Though Papi’s dream house is finished, it is, unfortunately, no longer his dream. The allures of El Otro Lado are too strong to resist, and what is a dream in Mexico perhaps seems dim and unappealing when seen through eyes that have glimpsed “The Other Side.”
The next day, Papi sits Reyna, Carlos, and Mago down and announces that though he’s leaving in a few days, he has decided to take one of them with him. He sees that their mother is not taking care of them, and that things are only getting worse in Iguala. He announces that he is bringing Mago, the eldest, along with him. Reyna protests, insisting that Mago is all she has. If Mago leaves, she thinks, she won’t be able to survive. Carlos and Reyna beg to be taken along. When Papi promises to come back for them soon, Reyna points out that the last time he left, he was gone for eight years.
Papi only has enough money—and perhaps only enough patience—to bring one child with him, but he has not accounted for the ways in which being abandoned together has bonded his three eldest children.
The next day at school, Reyna’s classmates, having heard that her father is in town, ask her if she’s at last going to El Otro Lado. Reyna lies and says that she is, bragging about the fancy new life she is going to have in the United States. After school, at Abuela Evila’s house, Reyna begs Papi to take her, saying she’ll die of shame if her classmates find out she lied. Mago speaks up and says that she won’t go with Papi unless Reyna goes, too. Carlos adds his voice and begs to go along as well. Papi relents, and promises that he will take all of his children with him. When Reyna asks if the crossing will be dangerous, Papi assures her it’ll be fine—but shares a nervous look with Mila.
Carlos and Reyna refuse to be left behind. Their reasons for wanting to travel to El Otro Lado are a combination of a desire for escape and a desire not to be left behind yet again, and as they beg Papi to take them with him, they are unaware of how swiftly and totally their lives will change when he agrees to bring them over the border.
The next day, Mago and Reyna go to tell Mami the news. Though they anticipate having to beg, plead, and convince her to let them go, she quickly says it’s fine if they go—though they need to tell their father that he can’t have Betty. When Mago delivers Mami’s message, Papi is furious, claiming that Mami has robbed him of his youngest child. Mago volunteers to go talk to Mami one last time, and try to convince her to let Betty go.
Reyna and Mago are shocked—and perhaps a little hurt—by the ease with which their mother accepts their departure. When Mami attempts to turn their departure into another way to battle with Papi, they are truly confused about what their mother’s true motivations and feelings are.

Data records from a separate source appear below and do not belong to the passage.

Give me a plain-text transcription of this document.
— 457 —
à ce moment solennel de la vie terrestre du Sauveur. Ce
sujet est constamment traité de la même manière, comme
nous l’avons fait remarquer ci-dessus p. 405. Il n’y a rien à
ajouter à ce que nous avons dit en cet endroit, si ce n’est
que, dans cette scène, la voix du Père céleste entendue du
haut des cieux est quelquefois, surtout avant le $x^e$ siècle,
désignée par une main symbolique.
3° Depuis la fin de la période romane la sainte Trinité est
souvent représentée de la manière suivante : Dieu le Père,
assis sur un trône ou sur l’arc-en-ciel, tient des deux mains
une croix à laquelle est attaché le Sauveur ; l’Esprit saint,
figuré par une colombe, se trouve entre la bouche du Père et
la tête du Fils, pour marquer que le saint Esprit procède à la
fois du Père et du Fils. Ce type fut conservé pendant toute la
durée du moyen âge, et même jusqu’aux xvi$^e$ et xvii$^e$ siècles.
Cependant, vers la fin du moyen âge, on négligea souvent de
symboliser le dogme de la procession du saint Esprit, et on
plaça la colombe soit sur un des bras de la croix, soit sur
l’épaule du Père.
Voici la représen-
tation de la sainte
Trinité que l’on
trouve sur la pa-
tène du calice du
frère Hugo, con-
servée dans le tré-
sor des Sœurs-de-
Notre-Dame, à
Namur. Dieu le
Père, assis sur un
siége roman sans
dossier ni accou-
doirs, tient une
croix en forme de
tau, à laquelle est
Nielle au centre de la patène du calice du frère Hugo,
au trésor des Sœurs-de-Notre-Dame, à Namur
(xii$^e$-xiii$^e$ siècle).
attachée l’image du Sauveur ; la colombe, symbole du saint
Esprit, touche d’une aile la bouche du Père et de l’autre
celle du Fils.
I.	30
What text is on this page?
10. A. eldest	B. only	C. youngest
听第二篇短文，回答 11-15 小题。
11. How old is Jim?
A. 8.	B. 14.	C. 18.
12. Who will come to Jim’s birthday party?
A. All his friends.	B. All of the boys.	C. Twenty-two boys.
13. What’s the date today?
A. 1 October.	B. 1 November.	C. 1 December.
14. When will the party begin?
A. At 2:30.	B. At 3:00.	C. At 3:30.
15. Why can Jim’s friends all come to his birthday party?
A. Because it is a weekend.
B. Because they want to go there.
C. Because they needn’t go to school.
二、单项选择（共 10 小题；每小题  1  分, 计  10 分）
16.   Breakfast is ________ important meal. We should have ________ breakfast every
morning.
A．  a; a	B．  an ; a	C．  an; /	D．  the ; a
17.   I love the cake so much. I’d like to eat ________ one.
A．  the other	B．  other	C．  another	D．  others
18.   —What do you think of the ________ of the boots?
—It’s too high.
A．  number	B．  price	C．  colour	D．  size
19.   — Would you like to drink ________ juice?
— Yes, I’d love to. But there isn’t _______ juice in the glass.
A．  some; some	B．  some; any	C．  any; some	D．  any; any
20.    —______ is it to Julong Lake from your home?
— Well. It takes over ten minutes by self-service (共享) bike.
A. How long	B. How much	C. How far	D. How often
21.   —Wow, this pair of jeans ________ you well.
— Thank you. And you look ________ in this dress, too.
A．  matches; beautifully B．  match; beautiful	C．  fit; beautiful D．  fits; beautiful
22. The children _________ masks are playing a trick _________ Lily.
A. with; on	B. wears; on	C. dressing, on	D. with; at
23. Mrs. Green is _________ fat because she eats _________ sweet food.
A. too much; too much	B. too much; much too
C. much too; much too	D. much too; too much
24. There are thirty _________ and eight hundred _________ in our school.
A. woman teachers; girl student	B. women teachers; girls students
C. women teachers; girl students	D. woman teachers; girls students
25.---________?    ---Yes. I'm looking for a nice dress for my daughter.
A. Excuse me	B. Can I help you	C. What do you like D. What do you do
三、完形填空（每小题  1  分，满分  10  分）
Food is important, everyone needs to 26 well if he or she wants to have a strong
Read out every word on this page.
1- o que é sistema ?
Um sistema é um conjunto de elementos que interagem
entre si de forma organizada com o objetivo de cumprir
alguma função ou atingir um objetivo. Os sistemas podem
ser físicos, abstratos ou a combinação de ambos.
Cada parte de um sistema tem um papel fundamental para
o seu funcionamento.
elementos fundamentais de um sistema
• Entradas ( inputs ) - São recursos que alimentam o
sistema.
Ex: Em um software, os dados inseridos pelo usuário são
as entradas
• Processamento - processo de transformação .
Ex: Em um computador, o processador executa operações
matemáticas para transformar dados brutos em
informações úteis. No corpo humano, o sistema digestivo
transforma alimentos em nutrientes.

As Mago and Reyna arrive back at the record shop, they see their mother smiling and dancing while dusting the counter. They startle her from her daydream and beg to take Betty with them, asking how she could bear to separate her children. Mami is resolute, though—Betty will stay in Iguala with her. Mago, realizing they’ve reached an impasse, turns to leave. Reyna hesitates, but eventually follows her sister out the door and into the street. As they walk away from the shop, Reyna resolves to try to remember her mother as the woman dancing in the record shop, rather than as the woman who left them behind again and again and again.
Reyna and Mago come upon their mother in a moment of total happiness. Though once they startle out of it they are forced to confront their stubborn and selfish mother once again, Reyna wants to hold onto an idea of her mother—just as she hung onto an idea of Papi for so many years—to get her through the painful separation ahead of them.